I'm not a wild life photographer by any stretch of the imagination, but photographing the 'urban' or town Foxes is a different game to catching their country cousins on camera.
Both will respond to bait but..town Fox will generally ignore your scent unless you're too close to the bait, but in the woods you will have more success if you consider and act on wind direction. If you know where their Earth is you can lay your bait and then get down wind of Earth/bait.
If you can, get off the ground, you don't need to get too high but dogs/ Foxes work to air and ground scents, getting up higher, even on a fallen tree will help.
I was on this fallen trunk so she picked up my scent slightly later than she normally would because I was down wind and slightly higher, also, she hadn't crossed the ground track I'd left going to the tree so I'd left no ground scent.
They were taken from one of my regular perches, not high, just downwind and keeping still (even when you think nothing is about)...
A split Hornbeam I use as a seat.
Sometimes the unexpected occurs...camped in the wood I heard the squeaks and growls of Fox Cubs scrapping in the nearby Ferns and just managed to get them in the fast fading daylight.

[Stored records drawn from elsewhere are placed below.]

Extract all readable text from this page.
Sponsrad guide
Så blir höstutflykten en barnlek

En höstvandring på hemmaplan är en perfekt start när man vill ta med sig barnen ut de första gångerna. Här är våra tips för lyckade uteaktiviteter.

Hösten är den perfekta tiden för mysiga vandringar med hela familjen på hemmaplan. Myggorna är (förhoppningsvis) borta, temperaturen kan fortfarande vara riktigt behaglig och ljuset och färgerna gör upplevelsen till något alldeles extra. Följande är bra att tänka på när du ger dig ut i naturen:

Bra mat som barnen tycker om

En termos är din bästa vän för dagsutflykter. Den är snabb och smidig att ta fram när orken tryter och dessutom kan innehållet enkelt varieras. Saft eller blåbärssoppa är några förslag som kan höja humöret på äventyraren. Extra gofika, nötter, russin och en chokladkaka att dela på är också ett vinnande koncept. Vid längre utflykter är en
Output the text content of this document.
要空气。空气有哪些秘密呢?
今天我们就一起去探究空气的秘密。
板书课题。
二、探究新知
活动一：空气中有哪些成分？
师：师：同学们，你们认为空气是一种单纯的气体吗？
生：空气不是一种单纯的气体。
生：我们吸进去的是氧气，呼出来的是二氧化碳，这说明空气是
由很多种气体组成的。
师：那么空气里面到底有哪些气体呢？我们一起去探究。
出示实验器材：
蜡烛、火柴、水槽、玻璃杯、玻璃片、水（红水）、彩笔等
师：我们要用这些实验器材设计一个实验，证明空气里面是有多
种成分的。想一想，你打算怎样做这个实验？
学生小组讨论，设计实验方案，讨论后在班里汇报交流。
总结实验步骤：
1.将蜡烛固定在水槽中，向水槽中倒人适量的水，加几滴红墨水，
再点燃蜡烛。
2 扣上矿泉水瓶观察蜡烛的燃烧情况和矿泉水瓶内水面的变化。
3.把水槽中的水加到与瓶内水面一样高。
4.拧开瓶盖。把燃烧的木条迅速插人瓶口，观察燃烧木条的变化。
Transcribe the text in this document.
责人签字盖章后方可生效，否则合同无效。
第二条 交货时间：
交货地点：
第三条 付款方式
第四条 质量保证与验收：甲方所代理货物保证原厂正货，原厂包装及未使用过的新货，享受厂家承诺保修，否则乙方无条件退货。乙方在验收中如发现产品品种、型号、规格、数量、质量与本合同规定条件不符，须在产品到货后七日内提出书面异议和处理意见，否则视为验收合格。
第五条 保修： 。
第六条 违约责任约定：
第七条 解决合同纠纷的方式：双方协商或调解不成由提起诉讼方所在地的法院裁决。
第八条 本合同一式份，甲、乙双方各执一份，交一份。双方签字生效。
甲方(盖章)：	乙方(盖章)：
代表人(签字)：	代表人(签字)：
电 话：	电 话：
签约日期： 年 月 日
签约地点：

Brother and sister I believe...
People more knowledgeable than me about animal behaviour may not agree, but it's possible that the Vixen in my photo very likely knows my scent. I sleep in the wood 6 or 7 nights every month of the year, often more. I know her, so it's likely she knows me and knows I do not represent danger. Once she had seen me, she acted almost like an urban bin raider who waits for the Postman to go by before having last nights Big Mac left overs for breakfast...
Watch the wind..keep still..and good luck.